Thursday, July 24, 2008

Sandra Day O'Connor, Federal Judges Bar Praying "in Jesus's Name"

A federal appeals court ruled yesterday that a Fredericksburg City [Virginia] Council member may not pray "in Jesus's name" during council meetings because the opening invocation is government speech.

UPDATE 1/16/09: Supreme Court Won't Restore Christian Prayer

-- From "Court Rules in Prayer Case" in the Washington Post 7/24/08

The Rev. Hashmel Turner, a Baptist minister, sued the city in 2006 after it passed a policy requiring invocations to be nondenominational.
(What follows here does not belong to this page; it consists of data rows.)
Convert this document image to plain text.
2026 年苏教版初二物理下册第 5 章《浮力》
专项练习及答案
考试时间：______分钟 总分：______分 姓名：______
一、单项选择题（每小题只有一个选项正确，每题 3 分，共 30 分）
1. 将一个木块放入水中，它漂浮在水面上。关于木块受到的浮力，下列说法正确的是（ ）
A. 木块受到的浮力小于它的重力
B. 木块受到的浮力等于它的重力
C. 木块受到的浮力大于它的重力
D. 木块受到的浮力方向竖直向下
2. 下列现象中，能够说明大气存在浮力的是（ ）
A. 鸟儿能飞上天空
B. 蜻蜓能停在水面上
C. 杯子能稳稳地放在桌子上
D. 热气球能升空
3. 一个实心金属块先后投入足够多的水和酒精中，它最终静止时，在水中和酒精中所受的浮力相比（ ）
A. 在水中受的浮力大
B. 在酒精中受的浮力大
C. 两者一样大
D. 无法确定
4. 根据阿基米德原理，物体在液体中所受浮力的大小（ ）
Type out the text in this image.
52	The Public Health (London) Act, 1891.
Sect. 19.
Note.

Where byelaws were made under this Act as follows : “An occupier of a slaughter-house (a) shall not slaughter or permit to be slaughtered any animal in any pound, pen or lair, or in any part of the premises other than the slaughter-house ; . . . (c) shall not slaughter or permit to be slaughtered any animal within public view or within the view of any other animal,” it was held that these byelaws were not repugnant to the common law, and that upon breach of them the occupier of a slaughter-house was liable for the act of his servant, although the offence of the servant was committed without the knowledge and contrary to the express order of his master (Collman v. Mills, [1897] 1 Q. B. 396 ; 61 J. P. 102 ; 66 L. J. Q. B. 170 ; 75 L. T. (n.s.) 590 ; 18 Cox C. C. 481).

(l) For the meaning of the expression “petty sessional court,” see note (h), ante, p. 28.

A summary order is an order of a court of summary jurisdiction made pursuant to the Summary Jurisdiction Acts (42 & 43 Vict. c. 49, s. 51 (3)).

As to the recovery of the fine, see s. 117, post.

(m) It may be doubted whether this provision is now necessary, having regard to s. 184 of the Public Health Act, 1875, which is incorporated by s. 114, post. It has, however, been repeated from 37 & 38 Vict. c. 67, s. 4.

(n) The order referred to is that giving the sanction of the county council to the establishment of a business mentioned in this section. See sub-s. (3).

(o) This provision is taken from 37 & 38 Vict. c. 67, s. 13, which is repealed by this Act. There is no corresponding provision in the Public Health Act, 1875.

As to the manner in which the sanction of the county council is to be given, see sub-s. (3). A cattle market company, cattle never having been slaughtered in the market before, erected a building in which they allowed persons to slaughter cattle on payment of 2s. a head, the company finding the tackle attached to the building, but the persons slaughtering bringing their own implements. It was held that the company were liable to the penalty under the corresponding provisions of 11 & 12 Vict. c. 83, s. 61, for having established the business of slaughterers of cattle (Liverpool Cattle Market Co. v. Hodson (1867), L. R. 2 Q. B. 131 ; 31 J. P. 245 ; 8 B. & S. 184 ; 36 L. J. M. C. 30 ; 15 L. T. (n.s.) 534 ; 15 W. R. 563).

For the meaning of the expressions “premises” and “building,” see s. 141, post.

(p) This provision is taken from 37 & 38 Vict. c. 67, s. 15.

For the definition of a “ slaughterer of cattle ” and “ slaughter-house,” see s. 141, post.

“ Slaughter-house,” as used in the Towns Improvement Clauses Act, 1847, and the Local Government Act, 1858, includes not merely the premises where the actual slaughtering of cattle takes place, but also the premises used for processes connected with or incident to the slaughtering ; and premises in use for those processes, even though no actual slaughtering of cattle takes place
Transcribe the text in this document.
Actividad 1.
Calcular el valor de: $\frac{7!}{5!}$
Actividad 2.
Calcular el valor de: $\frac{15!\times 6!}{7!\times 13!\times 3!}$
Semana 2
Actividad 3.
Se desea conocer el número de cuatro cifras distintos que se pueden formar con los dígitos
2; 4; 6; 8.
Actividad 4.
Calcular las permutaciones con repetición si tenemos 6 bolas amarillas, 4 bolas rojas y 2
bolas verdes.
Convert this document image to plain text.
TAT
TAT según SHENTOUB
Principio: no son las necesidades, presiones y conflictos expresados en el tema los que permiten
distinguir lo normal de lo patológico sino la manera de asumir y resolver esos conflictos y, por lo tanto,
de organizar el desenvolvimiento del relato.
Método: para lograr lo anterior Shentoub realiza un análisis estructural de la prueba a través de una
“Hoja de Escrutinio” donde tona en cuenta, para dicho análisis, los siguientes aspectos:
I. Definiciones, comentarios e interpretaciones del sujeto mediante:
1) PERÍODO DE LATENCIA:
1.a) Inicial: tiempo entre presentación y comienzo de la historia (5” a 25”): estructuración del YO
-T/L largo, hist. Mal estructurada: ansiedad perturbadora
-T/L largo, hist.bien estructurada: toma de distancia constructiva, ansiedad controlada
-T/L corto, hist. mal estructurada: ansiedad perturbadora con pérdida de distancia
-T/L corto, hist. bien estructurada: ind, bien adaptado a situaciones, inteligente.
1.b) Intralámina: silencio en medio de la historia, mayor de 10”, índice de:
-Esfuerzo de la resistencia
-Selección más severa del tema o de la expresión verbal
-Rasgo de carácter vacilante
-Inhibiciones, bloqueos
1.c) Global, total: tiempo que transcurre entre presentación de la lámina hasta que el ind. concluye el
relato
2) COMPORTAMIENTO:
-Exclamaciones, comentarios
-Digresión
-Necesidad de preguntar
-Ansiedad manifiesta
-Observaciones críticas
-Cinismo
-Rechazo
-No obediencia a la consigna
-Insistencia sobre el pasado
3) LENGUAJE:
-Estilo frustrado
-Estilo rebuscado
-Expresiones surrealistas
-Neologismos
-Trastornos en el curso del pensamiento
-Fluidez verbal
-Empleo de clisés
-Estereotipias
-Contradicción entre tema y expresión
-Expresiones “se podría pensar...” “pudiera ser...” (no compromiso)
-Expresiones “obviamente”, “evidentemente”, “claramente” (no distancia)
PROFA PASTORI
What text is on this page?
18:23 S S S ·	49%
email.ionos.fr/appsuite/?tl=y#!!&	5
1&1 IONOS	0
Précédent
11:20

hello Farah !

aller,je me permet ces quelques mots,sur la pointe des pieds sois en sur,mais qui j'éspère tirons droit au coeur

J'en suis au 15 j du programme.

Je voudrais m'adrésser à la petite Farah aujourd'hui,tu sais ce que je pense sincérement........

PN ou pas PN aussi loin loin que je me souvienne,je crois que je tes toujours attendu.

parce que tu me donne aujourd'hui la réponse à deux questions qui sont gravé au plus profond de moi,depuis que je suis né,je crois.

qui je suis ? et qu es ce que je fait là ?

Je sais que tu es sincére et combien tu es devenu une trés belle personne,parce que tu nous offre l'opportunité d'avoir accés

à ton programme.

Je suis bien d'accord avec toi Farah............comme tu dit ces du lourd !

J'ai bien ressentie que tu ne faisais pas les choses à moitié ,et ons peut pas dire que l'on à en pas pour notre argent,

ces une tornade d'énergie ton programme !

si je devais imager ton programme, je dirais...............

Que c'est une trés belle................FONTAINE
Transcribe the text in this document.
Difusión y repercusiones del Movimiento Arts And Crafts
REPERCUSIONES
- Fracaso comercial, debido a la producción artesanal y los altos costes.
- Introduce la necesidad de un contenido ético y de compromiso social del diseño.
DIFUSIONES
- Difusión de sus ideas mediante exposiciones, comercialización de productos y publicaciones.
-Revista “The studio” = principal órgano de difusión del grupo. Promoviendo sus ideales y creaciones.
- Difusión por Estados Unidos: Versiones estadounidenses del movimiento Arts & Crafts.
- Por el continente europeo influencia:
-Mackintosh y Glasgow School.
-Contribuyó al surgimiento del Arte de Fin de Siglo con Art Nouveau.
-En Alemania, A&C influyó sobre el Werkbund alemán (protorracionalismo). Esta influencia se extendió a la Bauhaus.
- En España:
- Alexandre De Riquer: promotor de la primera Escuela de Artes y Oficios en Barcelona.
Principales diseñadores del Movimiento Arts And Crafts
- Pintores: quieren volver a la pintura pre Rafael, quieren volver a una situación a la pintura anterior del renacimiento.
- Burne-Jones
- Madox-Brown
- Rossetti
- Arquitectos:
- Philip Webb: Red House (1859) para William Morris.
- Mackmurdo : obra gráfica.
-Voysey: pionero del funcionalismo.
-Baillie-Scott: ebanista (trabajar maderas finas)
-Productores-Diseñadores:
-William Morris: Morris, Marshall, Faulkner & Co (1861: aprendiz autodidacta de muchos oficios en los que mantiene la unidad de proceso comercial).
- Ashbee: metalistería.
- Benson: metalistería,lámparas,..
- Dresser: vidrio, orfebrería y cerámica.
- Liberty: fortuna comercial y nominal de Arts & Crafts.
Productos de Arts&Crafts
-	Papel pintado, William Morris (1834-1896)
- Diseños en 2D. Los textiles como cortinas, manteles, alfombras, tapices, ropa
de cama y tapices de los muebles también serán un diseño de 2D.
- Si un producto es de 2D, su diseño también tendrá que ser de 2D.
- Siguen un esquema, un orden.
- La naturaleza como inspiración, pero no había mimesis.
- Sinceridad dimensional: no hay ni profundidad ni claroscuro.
His attorneys argued that the government was effectively writing prayer if it told Turner how to pray.

Turner lost in trial court, and a three-judge panel of the U.S. Court of Appeals for the 4th Circuit upheld that verdict unanimously.

The opinion, written by retired U.S. Supreme Court justice Sandra Day O'Connor, said courts have found legislative prayers constitutional when they are "designed to include members of the community, rather than to proselytize."

Judith E. Schaeffer, legal director for the People for the American Way Foundation, one of the groups representing the city, said, "Today's ruling is a vindication of the constitutional principle that the government must not take sides when it comes to religion."

-- Continuing from "O'Connor: City properly excluded Christian prayer" © 2008 WorldNetDaily 7/24/08

The dispute arose when Turner, a resident of Fredericksburg, Va., and a member of the town council, was part of a rotation of council members who took turns bringing a prayer at the council meetings. He ended his prayers "in Jesus name."

That, however, offended a listener, who prompted the involvement of several activist groups that threatened a lawsuit if the elected Christian council member continued to be given the same rights to choose how to pray as other council members.

The city then adopted a non-sectarian prayer requirement, imposing a ban on any reference to "Jesus."

"Turner was not forced to offer a prayer that violated his deeply-held religious beliefs. Instead he was given a chance to pray on behalf of the government," O'Connor wrote.